Upon Bidwill’s death, the club was now owned by his wife Violet who became the first female owner of a professional football team. She attended owner’s meetings and performed league business just like the other owners much to the chagrin of her male counterparts. She and Charley Bidwill had two adopted sons: Charles, Jr. and Bill. She married Walter Wolfner in 1949 and moved the franchise to St. Louis in 1960 and operated the Cardinals until her death in 1962 at the age of 62.

Violet Bidwell

Violet’s adopted sons gained 80% ownership upon her death with Wolfner getting the balance. A lawsuit ensued as Wolfner’s contention was it should be the other way around. In 1971, the sons wholly owned the Cardinals.
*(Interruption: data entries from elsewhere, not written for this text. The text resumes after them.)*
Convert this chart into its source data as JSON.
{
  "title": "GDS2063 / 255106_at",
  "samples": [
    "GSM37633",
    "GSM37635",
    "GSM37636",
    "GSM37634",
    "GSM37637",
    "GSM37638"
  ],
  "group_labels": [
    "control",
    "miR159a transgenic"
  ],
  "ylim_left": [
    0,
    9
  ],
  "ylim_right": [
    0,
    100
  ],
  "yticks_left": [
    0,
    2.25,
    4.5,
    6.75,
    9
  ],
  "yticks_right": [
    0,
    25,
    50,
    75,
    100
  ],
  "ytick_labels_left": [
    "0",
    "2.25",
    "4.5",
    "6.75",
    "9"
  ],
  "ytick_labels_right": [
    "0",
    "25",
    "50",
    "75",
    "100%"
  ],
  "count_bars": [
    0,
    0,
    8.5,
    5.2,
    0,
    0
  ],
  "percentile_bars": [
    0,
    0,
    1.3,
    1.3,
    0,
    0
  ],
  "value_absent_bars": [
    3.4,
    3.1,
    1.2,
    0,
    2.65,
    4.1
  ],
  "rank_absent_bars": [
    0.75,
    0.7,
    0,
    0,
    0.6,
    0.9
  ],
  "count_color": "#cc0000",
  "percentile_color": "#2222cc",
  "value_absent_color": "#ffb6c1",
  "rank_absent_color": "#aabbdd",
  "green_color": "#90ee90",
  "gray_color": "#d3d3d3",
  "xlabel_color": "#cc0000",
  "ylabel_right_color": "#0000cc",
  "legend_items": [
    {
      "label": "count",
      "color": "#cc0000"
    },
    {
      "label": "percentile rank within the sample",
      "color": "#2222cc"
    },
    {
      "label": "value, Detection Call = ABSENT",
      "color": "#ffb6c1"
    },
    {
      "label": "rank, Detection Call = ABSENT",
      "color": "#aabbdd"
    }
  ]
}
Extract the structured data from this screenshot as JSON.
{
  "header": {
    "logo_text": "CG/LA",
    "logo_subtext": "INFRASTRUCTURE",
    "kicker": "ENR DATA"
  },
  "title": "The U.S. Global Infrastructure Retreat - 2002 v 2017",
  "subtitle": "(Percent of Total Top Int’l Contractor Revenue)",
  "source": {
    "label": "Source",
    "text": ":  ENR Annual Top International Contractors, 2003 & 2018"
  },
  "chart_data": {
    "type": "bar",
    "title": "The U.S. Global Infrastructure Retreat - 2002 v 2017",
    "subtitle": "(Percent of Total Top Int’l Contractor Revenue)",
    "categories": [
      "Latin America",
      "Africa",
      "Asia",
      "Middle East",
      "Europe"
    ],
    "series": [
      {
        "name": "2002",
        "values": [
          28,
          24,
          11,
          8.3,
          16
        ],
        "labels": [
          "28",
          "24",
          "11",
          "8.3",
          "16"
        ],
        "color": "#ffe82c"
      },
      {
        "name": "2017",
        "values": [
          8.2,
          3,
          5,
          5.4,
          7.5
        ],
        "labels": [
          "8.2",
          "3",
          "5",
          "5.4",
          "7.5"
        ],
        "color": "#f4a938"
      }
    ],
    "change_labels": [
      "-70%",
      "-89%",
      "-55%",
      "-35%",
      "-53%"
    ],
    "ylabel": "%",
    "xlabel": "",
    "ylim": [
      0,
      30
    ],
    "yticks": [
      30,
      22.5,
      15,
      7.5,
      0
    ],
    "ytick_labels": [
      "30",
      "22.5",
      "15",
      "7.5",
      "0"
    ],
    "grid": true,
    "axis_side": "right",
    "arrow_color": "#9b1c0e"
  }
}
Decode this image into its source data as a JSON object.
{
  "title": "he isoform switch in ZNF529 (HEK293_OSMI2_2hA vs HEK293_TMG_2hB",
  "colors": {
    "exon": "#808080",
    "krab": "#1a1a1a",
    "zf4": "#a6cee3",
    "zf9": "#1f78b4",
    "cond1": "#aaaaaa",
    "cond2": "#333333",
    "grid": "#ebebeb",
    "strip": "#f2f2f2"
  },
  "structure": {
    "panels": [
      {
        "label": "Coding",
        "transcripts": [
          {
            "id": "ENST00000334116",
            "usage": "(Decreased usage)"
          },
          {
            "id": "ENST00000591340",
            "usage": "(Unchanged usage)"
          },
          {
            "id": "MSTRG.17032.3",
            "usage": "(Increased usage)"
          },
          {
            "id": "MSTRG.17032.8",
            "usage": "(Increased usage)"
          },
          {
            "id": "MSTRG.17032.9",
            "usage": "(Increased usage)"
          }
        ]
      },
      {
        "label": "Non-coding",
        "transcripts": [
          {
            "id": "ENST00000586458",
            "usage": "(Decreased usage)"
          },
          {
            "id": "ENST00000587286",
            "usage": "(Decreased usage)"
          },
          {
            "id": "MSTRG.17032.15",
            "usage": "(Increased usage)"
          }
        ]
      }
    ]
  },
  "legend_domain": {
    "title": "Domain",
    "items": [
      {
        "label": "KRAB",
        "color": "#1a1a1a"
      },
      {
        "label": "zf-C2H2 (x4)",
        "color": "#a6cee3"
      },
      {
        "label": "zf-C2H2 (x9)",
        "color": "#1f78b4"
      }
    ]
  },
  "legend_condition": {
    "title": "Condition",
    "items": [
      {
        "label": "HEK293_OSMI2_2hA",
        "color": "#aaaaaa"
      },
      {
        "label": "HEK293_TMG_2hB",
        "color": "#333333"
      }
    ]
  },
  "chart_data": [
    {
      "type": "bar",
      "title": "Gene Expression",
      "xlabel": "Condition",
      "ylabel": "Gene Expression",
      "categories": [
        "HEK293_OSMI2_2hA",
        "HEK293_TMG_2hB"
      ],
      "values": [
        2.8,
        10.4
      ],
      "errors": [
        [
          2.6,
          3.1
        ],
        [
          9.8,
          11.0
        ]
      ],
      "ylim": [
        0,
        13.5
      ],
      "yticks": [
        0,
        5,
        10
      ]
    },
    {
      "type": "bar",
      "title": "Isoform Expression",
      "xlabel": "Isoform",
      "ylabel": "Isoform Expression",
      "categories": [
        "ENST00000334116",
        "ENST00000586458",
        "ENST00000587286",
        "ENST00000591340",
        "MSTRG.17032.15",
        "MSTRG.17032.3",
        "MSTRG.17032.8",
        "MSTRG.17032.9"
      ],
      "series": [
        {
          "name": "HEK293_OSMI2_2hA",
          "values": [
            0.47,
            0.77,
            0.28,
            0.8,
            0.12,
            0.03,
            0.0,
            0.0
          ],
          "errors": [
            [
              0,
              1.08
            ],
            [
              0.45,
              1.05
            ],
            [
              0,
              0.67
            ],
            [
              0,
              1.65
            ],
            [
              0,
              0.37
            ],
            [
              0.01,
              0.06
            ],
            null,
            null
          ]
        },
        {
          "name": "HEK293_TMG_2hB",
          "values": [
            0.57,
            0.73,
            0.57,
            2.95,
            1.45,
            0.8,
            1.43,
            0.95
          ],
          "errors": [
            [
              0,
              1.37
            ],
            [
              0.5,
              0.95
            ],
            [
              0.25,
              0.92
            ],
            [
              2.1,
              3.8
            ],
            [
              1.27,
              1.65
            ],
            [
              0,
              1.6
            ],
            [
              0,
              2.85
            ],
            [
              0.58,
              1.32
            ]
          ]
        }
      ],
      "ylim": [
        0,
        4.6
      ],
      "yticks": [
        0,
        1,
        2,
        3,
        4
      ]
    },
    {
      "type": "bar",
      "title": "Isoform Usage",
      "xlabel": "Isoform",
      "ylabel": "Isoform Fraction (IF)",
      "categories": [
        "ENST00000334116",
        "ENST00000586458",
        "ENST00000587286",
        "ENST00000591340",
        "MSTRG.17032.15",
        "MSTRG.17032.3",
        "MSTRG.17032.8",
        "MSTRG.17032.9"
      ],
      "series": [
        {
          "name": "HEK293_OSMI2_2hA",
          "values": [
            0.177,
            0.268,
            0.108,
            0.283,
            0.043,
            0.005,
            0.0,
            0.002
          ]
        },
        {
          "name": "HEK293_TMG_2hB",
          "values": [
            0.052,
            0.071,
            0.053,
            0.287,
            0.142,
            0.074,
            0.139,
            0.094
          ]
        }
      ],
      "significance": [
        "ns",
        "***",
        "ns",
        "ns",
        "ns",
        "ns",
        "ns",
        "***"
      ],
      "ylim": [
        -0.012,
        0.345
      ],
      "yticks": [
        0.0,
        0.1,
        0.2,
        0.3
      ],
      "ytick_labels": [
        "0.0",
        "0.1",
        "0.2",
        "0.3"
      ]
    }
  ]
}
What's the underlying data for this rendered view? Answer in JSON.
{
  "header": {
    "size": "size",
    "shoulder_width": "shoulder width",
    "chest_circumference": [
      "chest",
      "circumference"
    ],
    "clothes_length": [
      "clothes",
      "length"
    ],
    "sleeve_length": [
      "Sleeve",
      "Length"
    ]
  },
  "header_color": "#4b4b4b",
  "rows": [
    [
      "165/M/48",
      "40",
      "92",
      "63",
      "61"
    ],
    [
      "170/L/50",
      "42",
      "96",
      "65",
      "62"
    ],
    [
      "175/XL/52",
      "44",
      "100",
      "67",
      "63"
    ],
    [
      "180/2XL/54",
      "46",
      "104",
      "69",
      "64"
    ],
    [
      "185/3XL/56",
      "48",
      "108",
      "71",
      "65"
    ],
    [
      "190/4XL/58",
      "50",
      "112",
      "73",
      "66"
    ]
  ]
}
Only the Bears and the New York Football Giants have operated as family-owned longer than the Bidwells. The franchise has won two NFL titles in 1925 and 1947. They are the oldest continuous pro football team still in existence.

The franchise made another move in 1988 and became the Phoenix Cardinals. Then in 1994, the name was changed to the Arizona Cardinals to represent the region rather than a single city.

Today, Michael Bidwell is the principal owner, Chairman and President. At one time he was a federal prosecutor in Phoenix. His grandfather was Blue Shirt Charley.